Bekasi (PCNU Kota Bekasi) Suasana Ramadan diwarnai dengan kegiatan ilmiah dan spiritual dalam agenda Iftar Ramadan MWCNU Jatiasih yang digelar pada Sabtu, 28 Februari 2026, di Musholla Baiturrahman, Jatiluhur, Jatiasih. Kegiatan ini menjadi gebrakan perdana Lembaga Dakwah (LD) dan UPZIS MWCNU Jatiasih dengan menggelar Pengajian Ramadan yang menghadirkan kajian kitab klasik karya pendiri Nahdlatul Ulama.
Pengajian tersebut mengkaji kitab Risalah Ahlussunnah wal Jamaah, salah satu mahakarya KH. M. Hasyim Asy'ari.

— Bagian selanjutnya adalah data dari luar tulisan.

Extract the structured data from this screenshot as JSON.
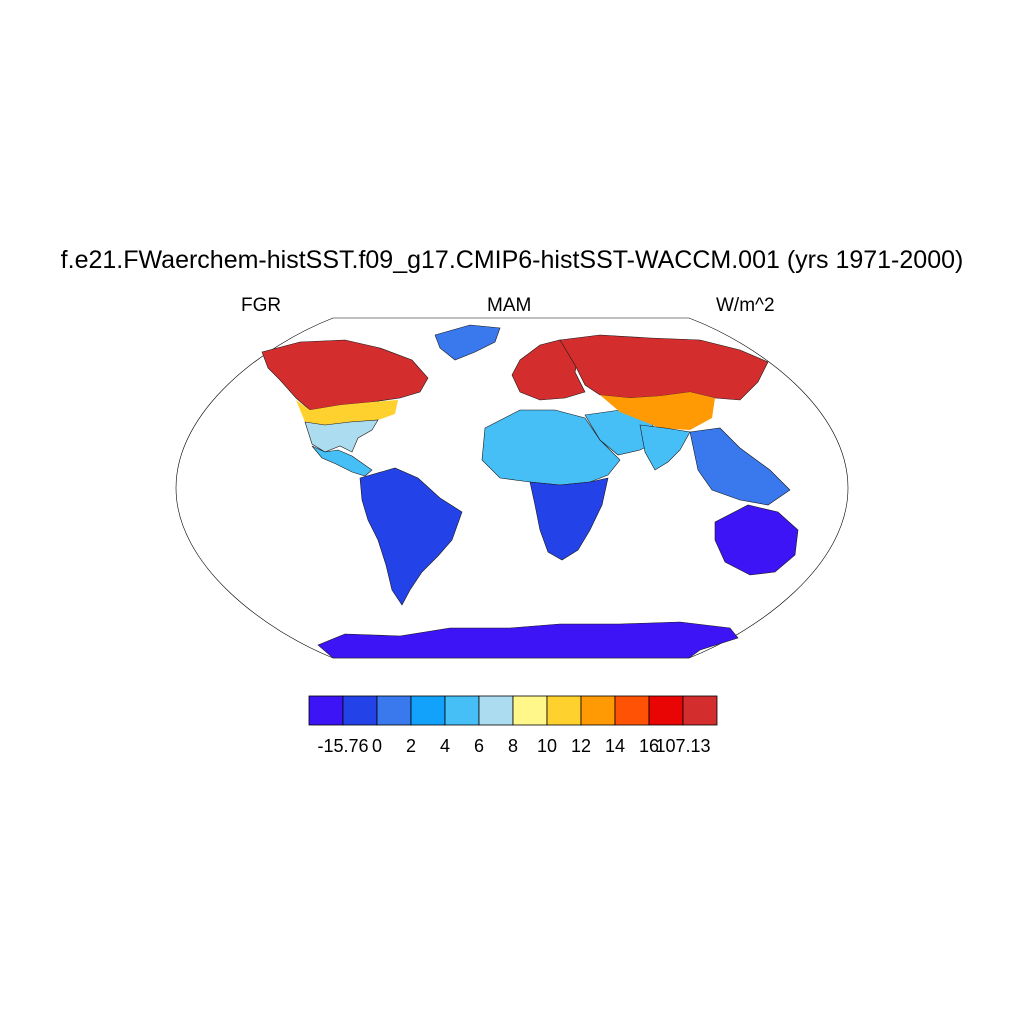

Selain karya tersebut, Hadratussyaikh juga dikenal melalui sejumlah kitab penting lainnya seperti Adabul ‘Alim wal Muta’allim, Risalah fi Ahkam al-Masajid, An-Nurul Mubin, Dhau’ al-Misbah, At-Tibyan, dan Al-Mawa’iz, yang hingga kini terus menjadi rujukan dalam tradisi keilmuan pesantren.
Hadir sebagai narasumber, KH. Mukli Ali Qusyairi, Lc., MA, yang merupakan murid dari Gus Ishomudin Hadzik, cucu Hadratussyaikh. Dalam pemaparannya, ia menjelaskan pentingnya memahami dan mengamalkan ajaran Ahlussunnah wal Jamaah sebagai fondasi dalam menjaga akidah dan tradisi ke-NU-an di tengah dinamika zaman.
Selain ngaji kitab, kegiatan ini juga diisi dengan kajian tematik seputar zakat, infak, sedekah, wakaf, dan hibah. Materi tersebut diharapkan dapat meningkatkan kesadaran jamaah tentang pentingnya pengelolaan dana umat secara profesional dan amanah, sekaligus memperkuat peran sosial-keagamaan NU di tengah masyarakat.
Panitia menyampaikan harapan agar melalui pengajian kitab karya Hadratussyaikh, warga Nahdliyin dapat terus belajar, mengkaji, meneladani, serta menyebarkan ajaran beliau kepada masyarakat luas. “Semoga kita semua mendapat percikan berkah dan energi positif, mampu meneladani beliau dan meneruskan cita-cita perjuangan beliau, khususnya di Nahdlatul Ulama,” ungkap panitia.
Kegiatan ini turut dihadiri oleh Ketua DKM Musholla Baiturrahman, Ust. H. Markid, selaku sohibul makan, Ketua MWCNU Jatiasih, KH. Lukman Cecep, S.Kom, beserta warga sekitar yang antusias mengikuti rangkaian acara. Usai pengajian, kegiatan dilanjutkan dengan buka puasa bersama dan makan besar bersama, mempererat ukhuwah serta kebersamaan warga Jatiasih di bulan suci Ramadan.